O nosso objectivo foi mostrar um critério independente capaz de possibilitar a distinção entre consenso verdadeiro e consenso falso. Como vimos, em casos de dúvida, esta distinção dependia da consecução de um consenso resistente. A teoria consensual da verdade mostra que não é possível decidir sobre as verdades das proposições sem referência à competência de possíveis críticos e que esta competência não pode ser decidida sem a avaliação da veracidade dos seus proferimentos e a justeza das suas acções. A ideia do consenso verdadeiro exige a possibilidade de determinar a verdade das proposições, a veracidade dos proferimentos e a justeza (rectidão) das acções. O estabelecimento de um critério de avaliação, nestas três dimensões, não pode ser feito independentemente da competência de potenciais críticos, cuja avaliação, por sua vez, deve ser provada num consenso para cuja avaliação deveriam ser encontradas regras. Deste modo, na conversação quotidiana, partimos sempre da pressuposição de que comunicamos efectivamente e de que esta comunicação poder conduzir a um verdadeiro entendimento. Se não confiássemos na possibilidade de distinguir um consenso falso de um consenso verdadeiro, a nossa comunicação ordinária seria incompreensível.

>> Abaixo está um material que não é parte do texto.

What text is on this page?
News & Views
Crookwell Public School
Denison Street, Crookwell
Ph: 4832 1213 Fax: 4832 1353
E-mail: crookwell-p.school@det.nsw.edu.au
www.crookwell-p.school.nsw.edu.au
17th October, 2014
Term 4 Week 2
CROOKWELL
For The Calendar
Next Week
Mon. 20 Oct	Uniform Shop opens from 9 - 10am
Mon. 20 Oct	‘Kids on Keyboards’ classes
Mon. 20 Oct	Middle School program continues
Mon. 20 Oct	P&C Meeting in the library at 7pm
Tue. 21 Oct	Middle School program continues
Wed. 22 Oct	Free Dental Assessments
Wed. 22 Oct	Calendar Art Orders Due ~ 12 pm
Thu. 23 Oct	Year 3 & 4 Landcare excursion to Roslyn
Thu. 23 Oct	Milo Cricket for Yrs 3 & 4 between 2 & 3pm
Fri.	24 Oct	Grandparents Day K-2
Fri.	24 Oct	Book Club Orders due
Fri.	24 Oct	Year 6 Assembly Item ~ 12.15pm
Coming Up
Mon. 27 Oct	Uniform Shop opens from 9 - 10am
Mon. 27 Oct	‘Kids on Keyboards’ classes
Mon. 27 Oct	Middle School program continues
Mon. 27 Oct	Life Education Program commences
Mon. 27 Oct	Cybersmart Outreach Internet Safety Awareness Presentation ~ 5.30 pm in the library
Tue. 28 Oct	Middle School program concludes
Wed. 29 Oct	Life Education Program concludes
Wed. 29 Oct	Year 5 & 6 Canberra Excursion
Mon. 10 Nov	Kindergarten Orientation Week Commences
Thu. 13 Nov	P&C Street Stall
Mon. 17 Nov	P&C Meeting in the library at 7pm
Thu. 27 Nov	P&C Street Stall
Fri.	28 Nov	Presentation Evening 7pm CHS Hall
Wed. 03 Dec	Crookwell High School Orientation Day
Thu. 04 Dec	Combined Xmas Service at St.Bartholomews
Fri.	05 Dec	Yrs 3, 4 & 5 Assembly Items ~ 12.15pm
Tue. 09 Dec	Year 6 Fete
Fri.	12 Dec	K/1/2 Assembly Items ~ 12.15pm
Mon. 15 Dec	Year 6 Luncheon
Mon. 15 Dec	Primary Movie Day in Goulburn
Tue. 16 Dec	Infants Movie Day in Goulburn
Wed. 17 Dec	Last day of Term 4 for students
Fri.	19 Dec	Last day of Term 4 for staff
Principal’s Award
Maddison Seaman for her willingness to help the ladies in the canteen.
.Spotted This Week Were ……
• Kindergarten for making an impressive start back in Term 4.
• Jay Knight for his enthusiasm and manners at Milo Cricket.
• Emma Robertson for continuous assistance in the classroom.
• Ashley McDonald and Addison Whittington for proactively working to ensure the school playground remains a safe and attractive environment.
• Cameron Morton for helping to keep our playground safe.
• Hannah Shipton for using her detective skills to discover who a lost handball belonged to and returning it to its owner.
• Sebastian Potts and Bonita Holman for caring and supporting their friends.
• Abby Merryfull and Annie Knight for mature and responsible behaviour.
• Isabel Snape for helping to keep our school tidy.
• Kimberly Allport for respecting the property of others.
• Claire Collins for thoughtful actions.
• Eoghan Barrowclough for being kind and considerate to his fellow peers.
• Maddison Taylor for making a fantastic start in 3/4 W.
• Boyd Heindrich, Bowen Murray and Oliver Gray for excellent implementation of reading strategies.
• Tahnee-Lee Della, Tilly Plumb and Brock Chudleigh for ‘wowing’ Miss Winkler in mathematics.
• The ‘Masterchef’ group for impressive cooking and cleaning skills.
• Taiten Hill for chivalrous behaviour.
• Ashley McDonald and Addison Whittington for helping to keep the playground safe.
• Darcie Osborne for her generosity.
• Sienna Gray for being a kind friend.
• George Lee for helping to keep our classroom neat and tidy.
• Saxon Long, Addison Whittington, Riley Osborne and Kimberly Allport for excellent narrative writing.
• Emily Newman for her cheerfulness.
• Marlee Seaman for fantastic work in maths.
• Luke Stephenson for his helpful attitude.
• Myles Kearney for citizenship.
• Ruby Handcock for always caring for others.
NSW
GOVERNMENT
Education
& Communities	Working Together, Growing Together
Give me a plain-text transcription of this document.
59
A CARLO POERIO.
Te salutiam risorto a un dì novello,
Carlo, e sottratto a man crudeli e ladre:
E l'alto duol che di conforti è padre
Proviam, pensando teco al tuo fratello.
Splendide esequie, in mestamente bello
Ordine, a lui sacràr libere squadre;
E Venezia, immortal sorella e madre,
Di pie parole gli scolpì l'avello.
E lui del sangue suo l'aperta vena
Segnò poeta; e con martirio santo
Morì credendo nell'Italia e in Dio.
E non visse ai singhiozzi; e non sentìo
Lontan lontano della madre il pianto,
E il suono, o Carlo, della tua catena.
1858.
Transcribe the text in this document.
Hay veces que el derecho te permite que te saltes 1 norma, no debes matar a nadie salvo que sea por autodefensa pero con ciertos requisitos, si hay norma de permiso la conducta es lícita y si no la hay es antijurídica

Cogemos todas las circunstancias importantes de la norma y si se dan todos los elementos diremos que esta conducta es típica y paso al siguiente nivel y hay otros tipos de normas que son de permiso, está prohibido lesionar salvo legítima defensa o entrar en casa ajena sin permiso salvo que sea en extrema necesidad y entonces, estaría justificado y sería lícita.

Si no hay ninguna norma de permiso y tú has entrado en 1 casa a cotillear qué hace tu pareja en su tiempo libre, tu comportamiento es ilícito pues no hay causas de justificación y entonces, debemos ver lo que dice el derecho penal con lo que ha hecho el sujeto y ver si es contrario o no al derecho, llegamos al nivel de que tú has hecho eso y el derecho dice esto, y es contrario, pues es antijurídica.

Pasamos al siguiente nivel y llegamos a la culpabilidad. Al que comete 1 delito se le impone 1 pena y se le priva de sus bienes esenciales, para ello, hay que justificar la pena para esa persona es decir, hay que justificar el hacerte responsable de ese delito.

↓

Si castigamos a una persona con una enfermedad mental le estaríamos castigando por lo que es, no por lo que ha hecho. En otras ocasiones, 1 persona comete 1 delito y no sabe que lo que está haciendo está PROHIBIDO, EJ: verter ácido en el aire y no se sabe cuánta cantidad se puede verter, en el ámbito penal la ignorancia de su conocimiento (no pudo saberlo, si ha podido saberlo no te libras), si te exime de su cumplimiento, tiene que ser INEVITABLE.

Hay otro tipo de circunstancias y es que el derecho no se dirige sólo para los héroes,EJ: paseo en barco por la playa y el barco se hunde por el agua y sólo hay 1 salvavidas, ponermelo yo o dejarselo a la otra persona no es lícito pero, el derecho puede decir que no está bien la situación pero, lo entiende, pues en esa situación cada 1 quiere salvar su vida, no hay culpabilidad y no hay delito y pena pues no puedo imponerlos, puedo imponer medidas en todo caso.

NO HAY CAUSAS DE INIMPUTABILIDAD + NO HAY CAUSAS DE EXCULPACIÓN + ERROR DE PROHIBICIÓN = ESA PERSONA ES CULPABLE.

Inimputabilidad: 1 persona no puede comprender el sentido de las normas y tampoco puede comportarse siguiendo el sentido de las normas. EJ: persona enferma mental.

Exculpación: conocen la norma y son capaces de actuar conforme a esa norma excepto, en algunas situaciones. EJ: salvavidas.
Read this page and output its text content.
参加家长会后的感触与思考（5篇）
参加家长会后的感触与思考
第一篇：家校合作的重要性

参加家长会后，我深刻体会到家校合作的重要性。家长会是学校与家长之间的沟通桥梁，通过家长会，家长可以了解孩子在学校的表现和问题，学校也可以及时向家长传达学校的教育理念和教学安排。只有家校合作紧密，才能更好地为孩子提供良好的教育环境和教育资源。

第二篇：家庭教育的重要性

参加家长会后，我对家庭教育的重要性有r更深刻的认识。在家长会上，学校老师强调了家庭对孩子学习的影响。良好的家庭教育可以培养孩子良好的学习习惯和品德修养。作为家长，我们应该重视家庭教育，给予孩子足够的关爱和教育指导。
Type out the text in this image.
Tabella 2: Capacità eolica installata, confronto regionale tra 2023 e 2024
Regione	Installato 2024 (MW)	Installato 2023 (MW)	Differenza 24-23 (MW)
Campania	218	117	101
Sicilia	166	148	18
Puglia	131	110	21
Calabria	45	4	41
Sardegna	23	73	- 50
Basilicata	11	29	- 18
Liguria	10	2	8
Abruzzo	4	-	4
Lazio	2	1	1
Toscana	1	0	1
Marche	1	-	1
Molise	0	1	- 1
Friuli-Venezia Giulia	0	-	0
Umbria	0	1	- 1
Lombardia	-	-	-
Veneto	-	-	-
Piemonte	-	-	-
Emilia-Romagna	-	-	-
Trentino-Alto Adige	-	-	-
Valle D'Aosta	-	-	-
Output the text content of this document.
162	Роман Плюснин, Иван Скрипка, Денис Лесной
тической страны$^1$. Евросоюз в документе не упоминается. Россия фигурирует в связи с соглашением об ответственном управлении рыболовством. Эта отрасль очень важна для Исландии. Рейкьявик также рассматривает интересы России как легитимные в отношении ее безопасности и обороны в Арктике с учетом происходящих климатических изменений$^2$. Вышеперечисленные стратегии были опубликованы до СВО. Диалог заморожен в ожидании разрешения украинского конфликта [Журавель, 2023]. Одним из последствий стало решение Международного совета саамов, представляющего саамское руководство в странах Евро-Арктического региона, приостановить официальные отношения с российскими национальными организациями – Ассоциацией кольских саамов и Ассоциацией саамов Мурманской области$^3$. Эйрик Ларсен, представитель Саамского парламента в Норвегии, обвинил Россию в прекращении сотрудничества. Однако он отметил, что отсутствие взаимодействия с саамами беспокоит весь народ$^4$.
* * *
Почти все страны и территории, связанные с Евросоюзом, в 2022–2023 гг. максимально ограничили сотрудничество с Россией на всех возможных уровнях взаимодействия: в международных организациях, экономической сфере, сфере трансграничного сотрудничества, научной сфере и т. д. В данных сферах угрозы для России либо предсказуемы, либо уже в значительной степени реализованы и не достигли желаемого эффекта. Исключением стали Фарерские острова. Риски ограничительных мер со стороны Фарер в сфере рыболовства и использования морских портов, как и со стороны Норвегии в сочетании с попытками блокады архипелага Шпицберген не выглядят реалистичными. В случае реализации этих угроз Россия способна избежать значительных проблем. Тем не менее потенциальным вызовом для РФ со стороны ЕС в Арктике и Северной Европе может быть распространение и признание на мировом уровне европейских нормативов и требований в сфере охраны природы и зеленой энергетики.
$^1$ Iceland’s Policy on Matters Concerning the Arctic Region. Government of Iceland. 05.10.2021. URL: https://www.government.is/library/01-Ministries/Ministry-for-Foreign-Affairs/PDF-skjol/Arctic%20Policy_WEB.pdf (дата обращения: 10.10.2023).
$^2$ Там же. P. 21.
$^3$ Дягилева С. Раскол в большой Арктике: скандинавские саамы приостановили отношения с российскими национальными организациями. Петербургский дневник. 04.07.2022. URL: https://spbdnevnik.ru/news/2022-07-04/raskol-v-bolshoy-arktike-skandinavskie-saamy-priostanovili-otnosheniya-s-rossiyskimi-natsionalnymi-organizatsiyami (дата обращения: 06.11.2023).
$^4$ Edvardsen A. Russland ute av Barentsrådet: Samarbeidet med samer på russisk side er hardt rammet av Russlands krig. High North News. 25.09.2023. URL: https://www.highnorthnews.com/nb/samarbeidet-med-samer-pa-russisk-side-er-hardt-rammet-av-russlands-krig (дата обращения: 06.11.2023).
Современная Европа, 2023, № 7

A explicação avançada por Habermas reside no facto de que «os participantes na argumentação supõem reciprocamente uma situação de fala ideal», a qual garante que qualquer consenso atingido sob as suas condições pode ser considerado, por si mesmo, como um consenso racional. Assim, a antecipação da situação ideal de fala garante a possibilidade de podermos «associar a um consenso alcançado facticamente a pretensão de ser um consenso racional», e, ao mesmo tempo, funciona como uma «instância crítica», a partir da qual qualquer consenso atingido facticamente pode ser posto em questão.
Anexo: Trata-se de um resumo de um ensaio publicado numa Revista de Filosofia.